Let me suggest it is saying that it is only on condition of releasing them to God that we can truly receive them. We can and should receive our children or whatever is most precious to us as a gift from God. But the relation between the giver and the gift should not be reversed. The giver is always first and the gift is always second. Accept them in this order and you will receive both. Refuse to accept them in this order, and you risk ending up with neither.

 

The angel of the Lord intervenes. He stays Abraham’s hand. The Lord gives Isaac back to Abraham. Elisha goes up to the Shunamite woman’s house. He brings the boy back to life and gives him back to the woman. This is an important moment in each of these stories. It isn’t God’s will to deprive his children of good gifts. On the contrary, it is God’s desire to give them good gifts. But it’s also God’s desire that the gifts remain gifts. If they usurp the place of the giver in our hearts, they lose their status as gifts, and become something else altogether, even idols.
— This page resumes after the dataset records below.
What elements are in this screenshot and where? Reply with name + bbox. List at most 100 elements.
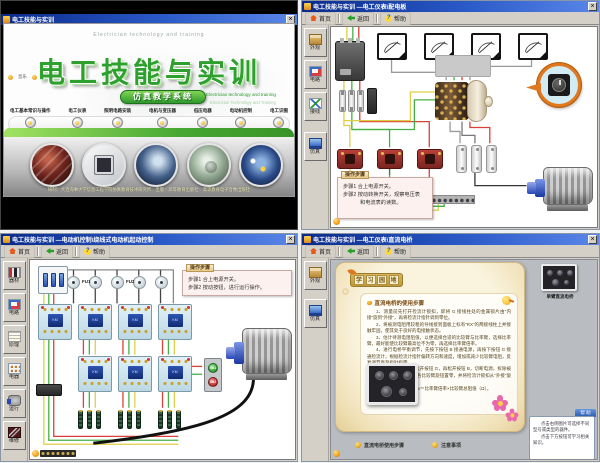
terminal-pins — [40, 450, 76, 457]
dc-bridge-photo — [366, 363, 418, 405]
product-photo-meter — [82, 143, 126, 187]
contactor[interactable]: KM — [78, 304, 112, 340]
sidebar-item-circuit[interactable]: 电路 — [3, 293, 26, 322]
motor[interactable] — [527, 165, 593, 211]
start-stop-buttons: SB1 SB2 — [204, 358, 222, 392]
titlebar[interactable]: 电工技能与实训 —电工仪表\配电板 × — [302, 1, 599, 12]
stop-button[interactable]: SB2 — [208, 377, 218, 387]
menu-item[interactable]: 电工基本常识与操作 — [10, 108, 51, 128]
product-photo-tools — [30, 143, 74, 187]
menu-circle-button[interactable] — [197, 117, 208, 128]
sidebar-item-simulation[interactable]: 仿真 — [304, 132, 327, 161]
back-button[interactable]: 返回 — [342, 12, 374, 25]
menu-item[interactable]: 电工仪表 — [68, 108, 86, 128]
fuse-holder[interactable] — [339, 90, 346, 112]
menu-circle-button[interactable] — [235, 117, 246, 128]
fuse-holder[interactable] — [357, 90, 364, 112]
sidebar-item-principle[interactable]: 原理 — [3, 325, 26, 354]
usage-steps-link[interactable]: 直流电桥使用步骤 — [355, 442, 404, 449]
motor[interactable] — [226, 326, 292, 380]
menu-item[interactable]: 电工识图 — [270, 108, 288, 128]
help-button[interactable]: ?帮助 — [380, 12, 411, 25]
fuse-link[interactable] — [456, 145, 467, 173]
sidebar-item-simulation[interactable]: 仿真 — [304, 299, 327, 328]
product-photo-motor — [187, 143, 231, 187]
wire — [462, 122, 475, 144]
menu-item[interactable]: 低压电器 — [194, 108, 212, 128]
sidebar-item-circuit[interactable]: 电路 — [304, 60, 327, 89]
music-ball-icon[interactable] — [32, 450, 39, 457]
toolbar-separator — [376, 247, 378, 256]
sidebar-item-equipment[interactable]: 器材 — [3, 261, 26, 290]
rotary-cam-switch[interactable] — [435, 80, 489, 122]
menu-circle-button[interactable] — [25, 117, 36, 128]
flower-decoration — [506, 409, 519, 422]
music-ball-icon[interactable] — [333, 218, 340, 225]
steps-tab: 操作步骤 — [186, 264, 214, 272]
sidebar-item-devices[interactable]: 电器 — [3, 357, 26, 386]
menu-circle-button[interactable] — [112, 117, 123, 128]
magnifier-detail — [537, 63, 581, 107]
toolbar-separator — [376, 14, 378, 23]
contactor[interactable]: KM — [158, 356, 192, 392]
titlebar[interactable]: 电工技能与实训 —电动机控制\绕线式电动机起动控制 × — [1, 234, 297, 245]
home-button[interactable]: 首页 — [305, 245, 336, 258]
sidebar-item-appearance[interactable]: 外观 — [304, 261, 327, 290]
tool-sidebar: 外观 电路 接线 仿真 — [302, 25, 329, 229]
home-button[interactable]: 首页 — [4, 245, 35, 258]
step-paragraph: 2、将被测电阻用较粗的导线接到面板上标有“RX”的两接线柱上并接触牢固，使其处于… — [367, 322, 511, 335]
contactor[interactable]: KM — [118, 356, 152, 392]
close-button[interactable]: × — [286, 235, 295, 244]
menu-circle-button[interactable] — [72, 117, 83, 128]
main-breaker[interactable] — [335, 41, 365, 81]
fuse[interactable] — [67, 276, 80, 289]
computer-icon — [309, 138, 322, 149]
learning-area: 学习园地 直流电桥的使用步骤 1、测量前先打开检流计锁扣，即将 G 接线柱处的金… — [330, 259, 598, 460]
cautions-link[interactable]: 注意事项 — [432, 442, 461, 449]
fuse-link[interactable] — [486, 145, 497, 173]
english-subtitle-faint: Electrician Technology and Training — [210, 100, 276, 105]
contactor[interactable]: KM — [78, 356, 112, 392]
sphere-icon — [432, 442, 438, 448]
help-button[interactable]: ?帮助 — [380, 245, 411, 258]
start-button[interactable]: SB1 — [208, 363, 218, 373]
toolbar-separator — [338, 247, 340, 256]
back-icon — [46, 248, 54, 254]
menu-circle-button[interactable] — [157, 117, 168, 128]
motor-coupling — [234, 342, 244, 364]
current-transformer[interactable] — [337, 149, 363, 169]
back-icon — [347, 248, 355, 254]
help-button[interactable]: ?帮助 — [79, 245, 110, 258]
music-ball-icon[interactable] — [333, 450, 340, 457]
contactor[interactable]: KM — [38, 304, 72, 340]
bullet-icon — [367, 301, 372, 306]
contactor[interactable]: KM — [158, 304, 192, 340]
current-transformer[interactable] — [377, 149, 403, 169]
fuse[interactable] — [155, 276, 168, 289]
close-button[interactable]: × — [588, 2, 597, 11]
current-transformer[interactable] — [417, 149, 443, 169]
sidebar-item-repair[interactable]: 维修 — [3, 421, 26, 450]
back-button[interactable]: 返回 — [342, 245, 374, 258]
switch-knob[interactable] — [484, 96, 493, 107]
fuse-link[interactable] — [471, 145, 482, 173]
back-button[interactable]: 返回 — [41, 245, 73, 258]
fuse[interactable] — [111, 276, 124, 289]
menu-item[interactable]: 照明电路安装 — [104, 108, 131, 128]
toolbar-separator — [37, 247, 39, 256]
step-line: 步骤2 按动转换开关，观察电压表 — [338, 191, 432, 199]
sidebar-item-appearance[interactable]: 外观 — [304, 28, 327, 57]
menu-item[interactable]: 电机与变压器 — [149, 108, 176, 128]
sidebar-item-wiring[interactable]: 接线 — [304, 92, 327, 121]
fuse-holder[interactable] — [348, 90, 355, 112]
close-button[interactable]: × — [588, 235, 597, 244]
titlebar[interactable]: 电工技能与实训 —电工仪表\直流电桥 × — [302, 234, 599, 245]
menu-item[interactable]: 电动机控制 — [230, 108, 253, 128]
wiring-icon — [309, 98, 322, 109]
menu-circle-button[interactable] — [273, 117, 284, 128]
main-breaker[interactable] — [38, 266, 68, 294]
device-thumbnail[interactable] — [541, 264, 577, 291]
sidebar-item-run[interactable]: 运行 — [3, 389, 26, 418]
home-button[interactable]: 首页 — [305, 12, 336, 25]
contactor[interactable]: KM — [118, 304, 152, 340]
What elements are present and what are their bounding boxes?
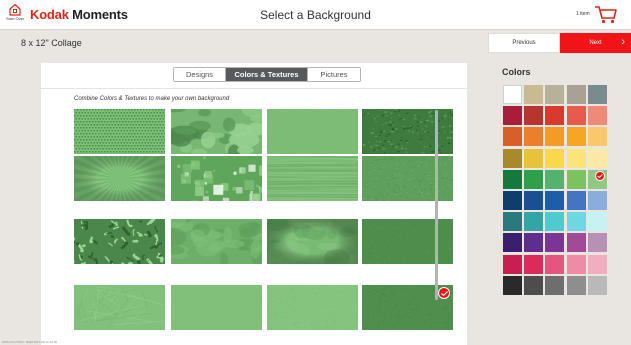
color-swatch[interactable] (566, 254, 586, 274)
texture-thumbnail[interactable] (74, 109, 165, 154)
previous-button[interactable]: Previous (488, 33, 560, 53)
next-button[interactable]: Next › (560, 33, 631, 53)
color-swatch[interactable] (545, 148, 565, 168)
texture-scrollbar[interactable] (435, 110, 438, 300)
tab-colors-textures[interactable]: Colors & Textures (226, 68, 308, 81)
background-picker-panel: Designs Colors & Textures Pictures Combi… (41, 63, 467, 345)
texture-thumbnail[interactable] (362, 219, 453, 264)
color-swatch[interactable] (566, 148, 586, 168)
color-swatch[interactable] (524, 254, 544, 274)
house-icon (9, 3, 21, 16)
color-swatch[interactable] (503, 254, 522, 274)
texture-thumbnail[interactable] (267, 285, 358, 330)
color-swatch[interactable] (545, 106, 565, 126)
color-swatch[interactable] (545, 191, 565, 210)
color-swatch[interactable] (524, 85, 544, 104)
texture-thumbnail[interactable] (267, 156, 358, 201)
color-swatch[interactable] (587, 212, 607, 232)
texture-thumbnail[interactable] (362, 285, 453, 330)
color-swatch[interactable] (524, 127, 544, 147)
color-swatch[interactable] (545, 275, 565, 295)
shopping-cart-icon (595, 6, 617, 24)
instructions-text: Combine Colors & Textures to make your o… (74, 96, 230, 102)
color-swatch[interactable] (524, 212, 544, 232)
previous-label: Previous (512, 40, 536, 46)
color-swatch[interactable] (587, 127, 607, 147)
page-title: Select a Background (260, 8, 371, 22)
color-swatch[interactable] (545, 127, 565, 147)
color-swatch[interactable] (524, 106, 544, 126)
chevron-right-icon: › (621, 36, 625, 48)
color-swatch[interactable] (503, 85, 522, 104)
product-name: 8 x 12" Collage (21, 38, 82, 48)
brand-moments: Moments (72, 7, 128, 22)
color-swatch[interactable] (587, 275, 607, 295)
colors-panel-title: Colors (502, 67, 531, 77)
texture-thumbnail[interactable] (267, 219, 358, 264)
cart-button[interactable] (594, 5, 618, 25)
brand-logo: Kodak Moments (30, 7, 128, 22)
texture-thumbnail[interactable] (362, 156, 453, 201)
color-swatch[interactable] (524, 148, 544, 168)
texture-thumbnail[interactable] (171, 285, 262, 330)
color-swatch[interactable] (566, 106, 586, 126)
selected-check-icon (438, 287, 450, 299)
tab-colors-textures-label: Colors & Textures (234, 70, 299, 79)
color-swatch[interactable] (566, 275, 586, 295)
texture-thumbnail[interactable] (267, 109, 358, 154)
next-label: Next (589, 40, 602, 46)
color-swatch[interactable] (587, 169, 607, 189)
color-swatch[interactable] (545, 212, 565, 232)
texture-thumbnail[interactable] (362, 109, 453, 154)
tab-designs-label: Designs (185, 70, 214, 79)
color-swatch[interactable] (587, 191, 607, 210)
color-swatch[interactable] (545, 233, 565, 253)
tab-pictures-label: Pictures (320, 70, 348, 79)
version-text: APPv.3.0.27310 · Build 2017-09-11 12:00 (2, 340, 58, 344)
color-swatch[interactable] (503, 106, 522, 126)
color-swatch[interactable] (503, 148, 522, 168)
texture-thumbnail[interactable] (74, 156, 165, 201)
color-swatch[interactable] (524, 275, 544, 295)
color-swatch[interactable] (524, 191, 544, 210)
color-swatch[interactable] (587, 85, 607, 104)
color-swatch[interactable] (566, 85, 586, 104)
color-swatch[interactable] (587, 233, 607, 253)
tab-designs[interactable]: Designs (174, 68, 226, 81)
color-swatch[interactable] (503, 191, 522, 210)
texture-thumbnail[interactable] (74, 219, 165, 264)
texture-thumbnail[interactable] (171, 219, 262, 264)
color-swatch[interactable] (566, 169, 586, 189)
divider (41, 88, 467, 89)
cart-item-count: 1 item (576, 11, 590, 17)
start-over-label: Start Over (6, 16, 25, 21)
background-tabs: Designs Colors & Textures Pictures (173, 67, 361, 82)
color-swatch[interactable] (503, 127, 522, 147)
texture-thumbnail[interactable] (171, 156, 262, 201)
start-over-button[interactable]: Start Over (6, 3, 24, 27)
brand-kodak: Kodak (30, 7, 69, 22)
color-swatch[interactable] (524, 233, 544, 253)
color-swatch[interactable] (503, 233, 522, 253)
color-swatch[interactable] (566, 233, 586, 253)
texture-thumbnail[interactable] (171, 109, 262, 154)
color-swatch[interactable] (587, 254, 607, 274)
color-swatch[interactable] (545, 254, 565, 274)
tab-pictures[interactable]: Pictures (308, 68, 360, 81)
texture-thumbnail[interactable] (74, 285, 165, 330)
color-swatch[interactable] (503, 212, 522, 232)
color-swatch[interactable] (503, 275, 522, 295)
selected-check-icon (594, 170, 605, 181)
color-swatch[interactable] (545, 85, 565, 104)
color-swatch[interactable] (566, 212, 586, 232)
color-swatch[interactable] (566, 127, 586, 147)
color-swatch[interactable] (524, 169, 544, 189)
color-swatch[interactable] (545, 169, 565, 189)
color-swatch[interactable] (566, 191, 586, 210)
app-header: Start Over Kodak Moments Select a Backgr… (0, 0, 631, 30)
color-swatch[interactable] (587, 148, 607, 168)
color-swatch[interactable] (587, 106, 607, 126)
color-swatch[interactable] (503, 169, 522, 189)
Perhaps it was to learn this lesson that Abraham and the Shunamite woman had to receive their gifts back again a second time.  

 

We have a saying: “his heart is in the right place.” We use it when we come to the defense of someone who is about to make a mistake of a lifetime.” When all attempts to get him to change his mind have failed, when all hope for him is gone, we say: “Leave him alone. It may turn out in the end. After all, his heart is in the right place.” Or we use the saying of someone who has already made the mistake of her life, “well, I suppose, her one consolation is that her heart was in the right place.”

 

But if their heart was truly in the right place, would they have made such a mess of their lives? Of course, none of us is spared from learning by trial and error, from falling on our face a few times. No passes through this life without some bumps and bruises. But imagine how much heartache we could have spared ourselves and others if our hearts really were in the right place. God wants nothing less for us than for our hearts to be in the right place. From God’s perspective, our hearts are in the right place when we love him with all our heart and soul and strength. That is the first and greatest commandment. The second is this: that we are to love our neighbor as ourselves. Our hearts are made whole, our hearts are healed, when the content of these commands expresses our hearts’ desire. But most of us don’t arrive at this place until God performs heart surgery. He has to make deep incisions into our hearts to reorder our desires.

 

Those incisions are often painful. They may even involve loss before restoration. That prompts many of us to doubt God’s goodness; that tempts many of us to deny that God is a giver of good gifts.

 

But the gospel tells us that giving is the very heart of God. Our God is a giving God. What God did not demand from Abraham God provided himself. That is why Abraham calls the place of his ordeal: “The Lord will provide.” In a very memorable line, the Apostle Paul asks this: “If God did not spare his own Son, but gave him up for us all-how will he not also, along with him, graciously give us all things?” Amen.